In my organizing work with the Chinese Staff and Workers' Association (CSWA) in New York City, I have seen how toothless voluntary compliance measures and codes of conduct actually are in holding retailers responsible for working conditions. I recently worked on a case in which workers from two of the largest sweatshops in Brooklyn were forced to make Street Beat Sportswear garments for more than 137 hours in a single week for retailers like Sears. These workers were owed almost $300,000 in minimum wage and overtime pay and damages. Three years earlier, Street Beat Sportswear had signed two compliance agreements with the Department of Labor (DOL). On paper, these compliance agreements looked good. Street Beat agreed to use contractors that obeyed the law. But when the workers traveled to Washington, D.C. to demand that the agreements be enforced, the DOL said there was nothing that it could do. In fact, the DOL has never prosecuted manufacturers for violations of compliance agreements. The DOL simply came back and did what it usually does—it asked the workers to settle for $58,000, less than one fifth of what they were legally owed.
The Street Beat workers quickly realized that if they wanted their rights they would have to organize and take their futures into their own hands. They decided to join with the CSWA and enlist the support of other workers from other industries. At CSWA, we knew that it would be futile to wait for yet another compliance agreement to be signed. We have seen that the government agencies that are supposed to enforce basic laws lack the will to confront the sweatshop problems in this country. As one Street Beat worker said, “In the factory the boss knows no human kindness. Even though I’m in the U.S. I have not been able to enjoy any human rights.”
We not only asked for the wages owed but also launched a citywide campaign to challenge mandatory overtime. We demanded that Sears commit to ensuring that all its goods be produced in law-abiding factories. And to preempt the standard tactic of corporations to threaten to move work away in retaliation against our organizing, we also demanded that the company make sure that 75 percent of its goods be produced in local communities. In the face of death threats and fear of violence, the Street Beat workers struggled, organized, and eventually recouped the wages they were owed and an additional sum for damages.
Manufacturers and retailers, with vast financial resources, will often rely on the lengthy, sometimes years’ long, legal process to demoralize workers. This group of workers not only used the legal process to file suit against the apparel makers, it also organized its coworkers, galvanized the support of workers of all trades in the community, and publicly exposed illegal conditions in the industry.
The workers and their struggle became central in bringing together garment workers and young workers in other industries to organize and fight for better conditions. With each passing day, more workers and supporters came forward. Instead of waiting and becoming demoralized, the workers became more active. The struggle and the courage of these workers have inspired many other garment workers to come forward with complaints.
One of the many workers who became involved in the Street Beat campaign was Oi Kwan Lai, a garment worker at a Donna Karan factory in midtown Manhattan. For six years she had been forced to work mandatory overtime without overtime pay and in a factory with prison-like conditions—padlocked bathrooms, surveillance cameras, constant verbal abuse, retaliatory firings, body searches and frisking. When she was not permitted to even take a phone call from her husband while her daughter was sick at home, Mrs. Lai decided to take steps to expose how bad conditions in this country are. She sought the help of CSWA’s garment workers’ committee and launched a campaign to expose the terrible conditions that she endured while sewing garments for Donna Karan. Her courage and initiative emboldened many other Latina and Chinese DKNY workers to step forward.

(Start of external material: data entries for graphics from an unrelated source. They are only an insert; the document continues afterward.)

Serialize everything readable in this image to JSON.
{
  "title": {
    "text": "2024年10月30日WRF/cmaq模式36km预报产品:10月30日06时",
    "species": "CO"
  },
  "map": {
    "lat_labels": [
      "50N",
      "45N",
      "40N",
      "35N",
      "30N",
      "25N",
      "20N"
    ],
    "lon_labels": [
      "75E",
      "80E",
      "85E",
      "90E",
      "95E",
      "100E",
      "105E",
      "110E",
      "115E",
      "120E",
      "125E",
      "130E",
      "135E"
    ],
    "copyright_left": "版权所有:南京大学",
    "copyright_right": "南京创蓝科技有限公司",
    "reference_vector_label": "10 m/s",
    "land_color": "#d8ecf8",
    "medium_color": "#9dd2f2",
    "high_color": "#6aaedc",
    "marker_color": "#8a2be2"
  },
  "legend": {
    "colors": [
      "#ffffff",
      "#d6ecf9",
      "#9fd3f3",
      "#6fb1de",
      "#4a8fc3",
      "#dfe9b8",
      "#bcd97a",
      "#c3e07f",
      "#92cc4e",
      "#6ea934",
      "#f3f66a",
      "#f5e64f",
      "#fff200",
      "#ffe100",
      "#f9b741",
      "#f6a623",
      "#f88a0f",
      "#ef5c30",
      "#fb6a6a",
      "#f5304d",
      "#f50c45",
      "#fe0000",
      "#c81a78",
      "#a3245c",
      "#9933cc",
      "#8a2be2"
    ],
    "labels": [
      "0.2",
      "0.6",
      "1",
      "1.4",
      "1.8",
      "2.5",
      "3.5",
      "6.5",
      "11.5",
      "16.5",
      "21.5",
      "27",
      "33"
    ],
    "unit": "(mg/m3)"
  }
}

DKNY’s immediate response was not to pay these workers or improve the conditions at its factory but to shut the factory down, as a way to shut up its workers. These women have launched the first class-action suit on behalf of all Donna Karan garment workers in New York State, totally bypassing the many layers of the subcontracting pyramid to hit the employer at the top. Aside from demanding their owed wages, the women are insisting that Donna Karan re-open its factories, ensure that its women workers will no longer suffer harassment, and not close factories when workers speak up for their rights. Last, the workers are demanding that DKNY commit to producing clothing under legal conditions.
Donna Karan's public relations defense of these deplorable conditions is: "We use union contractors." Yet Kwan Lai is a member of Local 22 of UNITE!, which did not keep her from being underpaid and abused. In Manhattan's Chinatown, close to 90 percent of the factories are union shops. Yet, according to research released by the DOL, 90 percent of the factories in Chinatown are in violation of basic labor laws. Even in these union shops, workers are being paid a wage as low as $1 an hour and work 12 to 16 hour workdays with no overtime pay. As a result of excessively long hours, countless women are developing work-related injuries and illnesses. There is no alternative for the many women who develop these occupational diseases, except to continue working until they are completely disabled.
We cannot afford to give these manufacturers and retailers even more paperwork, such as a code of conduct, to hide behind or allow them to continue to promote the empty promise of the union label. When workers come together to challenge the rising tide of sweatshop conditions, then we are striving for a change that affects our lives and is felt throughout our communities, not something that exists only on paper.